New Security Concerns Raised For Google Docs

TechCrunch is running a story about three possible security issues with Google Docs recently uncovered by researcher Ade Barkah. It turns out that an image embedded into a protected document is given a URL which is not protected, allowing anyone who knows or guesses it to see the image regardless of permissions or even the existence of the document. Barkah also pointed out that once you've shared a document with another person, that person can see diagram revisions from any point before they gained access, forcing you to create a new document if you need to redact something. The last issue, the mechanics of which he disclosed only to Google, affects the document-sharing invitation forwarding system, which can allow somebody access to your documents after you've removed their permissions. Google made a blog post to respond to these concerns, saying that they "do not pose a significant security risk," but are being investigated. We previously discussed a sharing bug in Google Docs that was fixed earlier this month.

It's nothing, Shroedinger's logarithm beats that

[Enleth]

Open a new spreadsheet, type in those formulas:

A1: "=log10(1000)", format for two decimals - equals 3.00
A2: "=trunc(3.00)", format for two decimals - equals 3.00
A3: "=trunc(log10(1000))", format for two decimals - equals... *drumbeat* 2.00, that is, TWO POINT OH OH. Uh, oh.

I decided to call it "Schroedinger's logarithm".

A report on the Google Docs' technical support forum went unanswered...

Here's how Gogle should respond

[bogaboga]

My submission is that Google should respond in a classic Linux/KDE/Gnome format as follows:

"While we acknowledge receipt of your concerns, the points raised are a feature of our product(s) and not bugs. Google takes security and privacy seriously and are committed to ensuring that all our users continue to enjoy products and services we provide."

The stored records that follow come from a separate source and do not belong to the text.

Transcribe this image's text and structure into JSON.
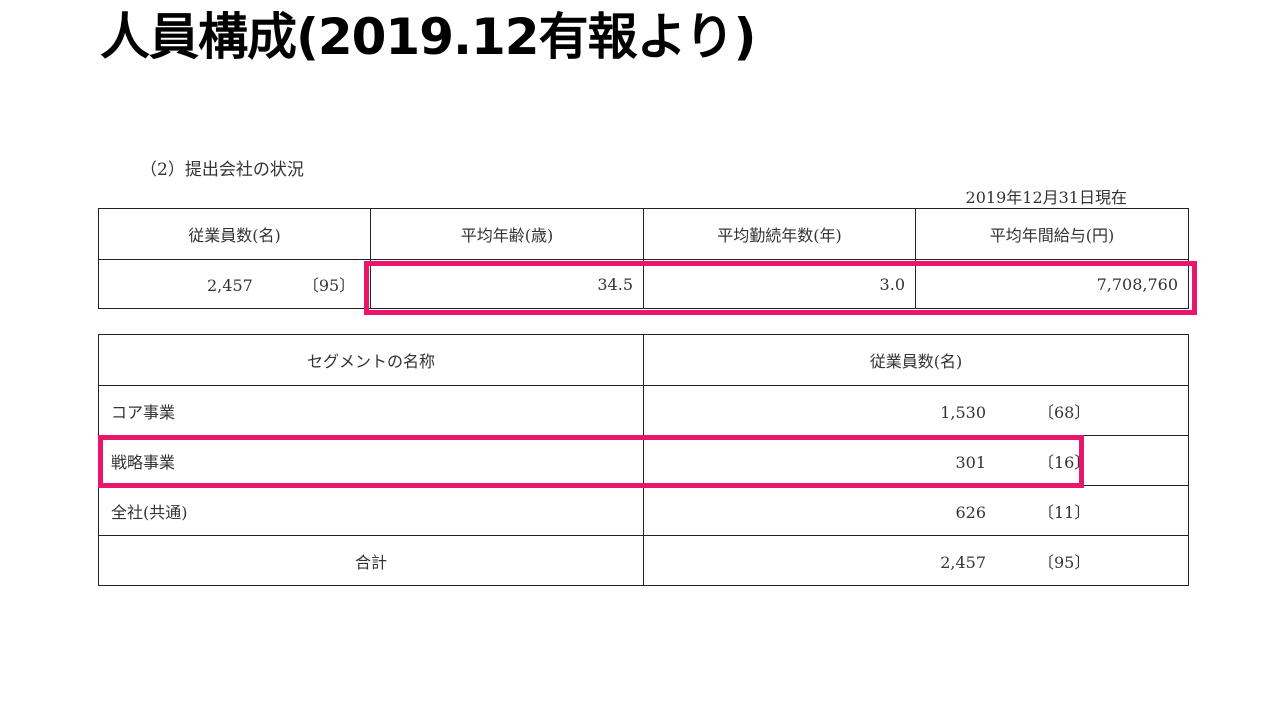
{
  "title": "人員構成(2019.12有報より)",
  "section_heading": "（2）提出会社の状況",
  "as_of": "2019年12月31日現在",
  "summary": {
    "headers": [
      "従業員数(名)",
      "平均年齢(歳)",
      "平均勤続年数(年)",
      "平均年間給与(円)"
    ],
    "employees": "2,457",
    "employees_bracket": "〔95〕",
    "avg_age": "34.5",
    "avg_tenure": "3.0",
    "avg_salary": "7,708,760"
  },
  "segments": {
    "headers": [
      "セグメントの名称",
      "従業員数(名)"
    ],
    "rows": [
      {
        "name": "コア事業",
        "count": "1,530",
        "bracket": "〔68〕"
      },
      {
        "name": "戦略事業",
        "count": "301",
        "bracket": "〔16〕"
      },
      {
        "name": "全社(共通)",
        "count": "626",
        "bracket": "〔11〕"
      }
    ],
    "total": {
      "name": "合計",
      "count": "2,457",
      "bracket": "〔95〕"
    }
  },
  "highlight_color": "#e8176b"
}
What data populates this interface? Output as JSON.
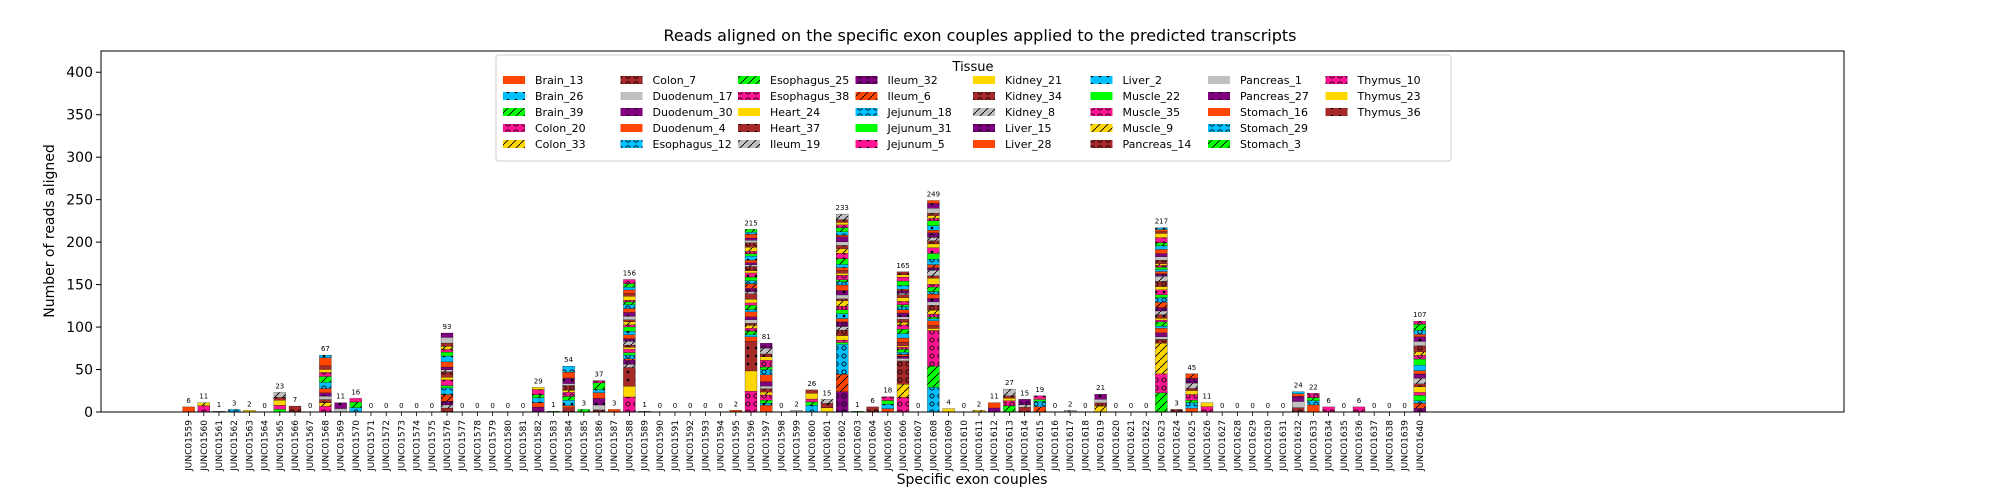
{
  "chart_data": {
    "type": "bar",
    "stacked": true,
    "title": "Reads aligned on the specific exon couples applied to the predicted transcripts",
    "xlabel": "Specific exon couples",
    "ylabel": "Number of reads aligned",
    "ylim": [
      0,
      425
    ],
    "yticks": [
      0,
      50,
      100,
      150,
      200,
      250,
      300,
      350,
      400
    ],
    "grid": false,
    "legend": {
      "title": "Tissue",
      "placement": "top-center",
      "columns": 8
    },
    "categories": [
      "JUNC01559",
      "JUNC01560",
      "JUNC01561",
      "JUNC01562",
      "JUNC01563",
      "JUNC01564",
      "JUNC01565",
      "JUNC01566",
      "JUNC01567",
      "JUNC01568",
      "JUNC01569",
      "JUNC01570",
      "JUNC01571",
      "JUNC01572",
      "JUNC01573",
      "JUNC01574",
      "JUNC01575",
      "JUNC01576",
      "JUNC01577",
      "JUNC01578",
      "JUNC01579",
      "JUNC01580",
      "JUNC01581",
      "JUNC01582",
      "JUNC01583",
      "JUNC01584",
      "JUNC01585",
      "JUNC01586",
      "JUNC01587",
      "JUNC01588",
      "JUNC01589",
      "JUNC01590",
      "JUNC01591",
      "JUNC01592",
      "JUNC01593",
      "JUNC01594",
      "JUNC01595",
      "JUNC01596",
      "JUNC01597",
      "JUNC01598",
      "JUNC01599",
      "JUNC01600",
      "JUNC01601",
      "JUNC01602",
      "JUNC01603",
      "JUNC01604",
      "JUNC01605",
      "JUNC01606",
      "JUNC01607",
      "JUNC01608",
      "JUNC01609",
      "JUNC01610",
      "JUNC01611",
      "JUNC01612",
      "JUNC01613",
      "JUNC01614",
      "JUNC01615",
      "JUNC01616",
      "JUNC01617",
      "JUNC01618",
      "JUNC01619",
      "JUNC01620",
      "JUNC01621",
      "JUNC01622",
      "JUNC01623",
      "JUNC01624",
      "JUNC01625",
      "JUNC01626",
      "JUNC01627",
      "JUNC01628",
      "JUNC01629",
      "JUNC01630",
      "JUNC01631",
      "JUNC01632",
      "JUNC01633",
      "JUNC01634",
      "JUNC01635",
      "JUNC01636",
      "JUNC01637",
      "JUNC01638",
      "JUNC01639",
      "JUNC01640"
    ],
    "totals": [
      6,
      11,
      1,
      3,
      2,
      0,
      23,
      7,
      0,
      67,
      11,
      16,
      0,
      0,
      0,
      0,
      0,
      93,
      0,
      0,
      0,
      0,
      0,
      29,
      1,
      54,
      3,
      37,
      3,
      156,
      1,
      0,
      0,
      0,
      0,
      0,
      2,
      215,
      81,
      0,
      2,
      26,
      15,
      233,
      1,
      6,
      18,
      165,
      0,
      249,
      4,
      0,
      2,
      11,
      27,
      15,
      19,
      0,
      2,
      0,
      21,
      0,
      0,
      0,
      217,
      3,
      45,
      11,
      0,
      0,
      0,
      0,
      0,
      24,
      22,
      6,
      0,
      6,
      0,
      0,
      0,
      107
    ],
    "series": [
      {
        "name": "Brain_13",
        "color": "#ff4500",
        "hatch": "none"
      },
      {
        "name": "Brain_26",
        "color": "#00bfff",
        "hatch": "dots"
      },
      {
        "name": "Brain_39",
        "color": "#00ff00",
        "hatch": "slash"
      },
      {
        "name": "Colon_20",
        "color": "#ff1493",
        "hatch": "rings"
      },
      {
        "name": "Colon_33",
        "color": "#ffd700",
        "hatch": "slash"
      },
      {
        "name": "Colon_7",
        "color": "#a52a2a",
        "hatch": "rings"
      },
      {
        "name": "Duodenum_17",
        "color": "#c0c0c0",
        "hatch": "none"
      },
      {
        "name": "Duodenum_30",
        "color": "#800080",
        "hatch": "dots"
      },
      {
        "name": "Duodenum_4",
        "color": "#ff4500",
        "hatch": "none"
      },
      {
        "name": "Esophagus_12",
        "color": "#00bfff",
        "hatch": "rings"
      },
      {
        "name": "Esophagus_25",
        "color": "#00ff00",
        "hatch": "slash"
      },
      {
        "name": "Esophagus_38",
        "color": "#ff1493",
        "hatch": "rings"
      },
      {
        "name": "Heart_24",
        "color": "#ffd700",
        "hatch": "none"
      },
      {
        "name": "Heart_37",
        "color": "#a52a2a",
        "hatch": "dots"
      },
      {
        "name": "Ileum_19",
        "color": "#c0c0c0",
        "hatch": "slash"
      },
      {
        "name": "Ileum_32",
        "color": "#800080",
        "hatch": "rings"
      },
      {
        "name": "Ileum_6",
        "color": "#ff4500",
        "hatch": "slash"
      },
      {
        "name": "Jejunum_18",
        "color": "#00bfff",
        "hatch": "rings"
      },
      {
        "name": "Jejunum_31",
        "color": "#00ff00",
        "hatch": "none"
      },
      {
        "name": "Jejunum_5",
        "color": "#ff1493",
        "hatch": "dots"
      },
      {
        "name": "Kidney_21",
        "color": "#ffd700",
        "hatch": "none"
      },
      {
        "name": "Kidney_34",
        "color": "#a52a2a",
        "hatch": "rings"
      },
      {
        "name": "Kidney_8",
        "color": "#c0c0c0",
        "hatch": "slash"
      },
      {
        "name": "Liver_15",
        "color": "#800080",
        "hatch": "rings"
      },
      {
        "name": "Liver_28",
        "color": "#ff4500",
        "hatch": "none"
      },
      {
        "name": "Liver_2",
        "color": "#00bfff",
        "hatch": "dots"
      },
      {
        "name": "Muscle_22",
        "color": "#00ff00",
        "hatch": "none"
      },
      {
        "name": "Muscle_35",
        "color": "#ff1493",
        "hatch": "rings"
      },
      {
        "name": "Muscle_9",
        "color": "#ffd700",
        "hatch": "slash"
      },
      {
        "name": "Pancreas_14",
        "color": "#a52a2a",
        "hatch": "rings"
      },
      {
        "name": "Pancreas_1",
        "color": "#c0c0c0",
        "hatch": "none"
      },
      {
        "name": "Pancreas_27",
        "color": "#800080",
        "hatch": "dots"
      },
      {
        "name": "Stomach_16",
        "color": "#ff4500",
        "hatch": "none"
      },
      {
        "name": "Stomach_29",
        "color": "#00bfff",
        "hatch": "rings"
      },
      {
        "name": "Stomach_3",
        "color": "#00ff00",
        "hatch": "slash"
      },
      {
        "name": "Thymus_10",
        "color": "#ff1493",
        "hatch": "rings"
      },
      {
        "name": "Thymus_23",
        "color": "#ffd700",
        "hatch": "none"
      },
      {
        "name": "Thymus_36",
        "color": "#a52a2a",
        "hatch": "dots"
      }
    ]
  }
}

Or even better, they should label these so called security feature with a tag: "Won't fix." I know I will tagged a "troll" but I must say this: The "Won't fix" label, though not unusual in both the KDE and GNOME worlds, it is more common in the GNOME world than KDE. What it does not tell is whether there is lack of expertise or resources to fix it on both teams or it's because of incompetence, some other factor(s) or both.

I know because I counted them the (Won't fixes) on the 19th of March this year: GNOME score: 121, KDE score: 43. You do the math.

Now you go ahead and mod me down.

Re:Business Security

[TheRaven64]

I did some consulting a while ago for a company which had a senior manager (I can't remember his actual title; the boss / owner's second in command) who kept the customer database on a USB flash drive. This was stored as an Access database and was completely secure, because it was always carried with him and only inserted into a computer when someone needed to access it.

Completely secure, of course, until he decided to go into business by himself, and emailed all of the company's customers with a quote for their business at a slightly lower rate than they were currently paying, and some quite unprofessional comments about his former employer.

You can't have absolute security, but it seems a lot of people are very bad at working out exactly how much security they really do have. In many cases, it's a lot less than they think.

Re:Access after you revoked permissions = a copy

[mysidia]

Is this meant to be a troll? copyright has nothing to do with permission to access.

Copyright has everything to do with controlling when new copies can be made and distributed, which is the most common and likely way that information ever gets distributed.

You may have the document containing the info, but copyright control means another company can't go into the business of distributing the document, without you having recourse, and possible criminal charges (depending on the circumstances).

That's a pretty darn good deterrant and powerful control over the flow of information.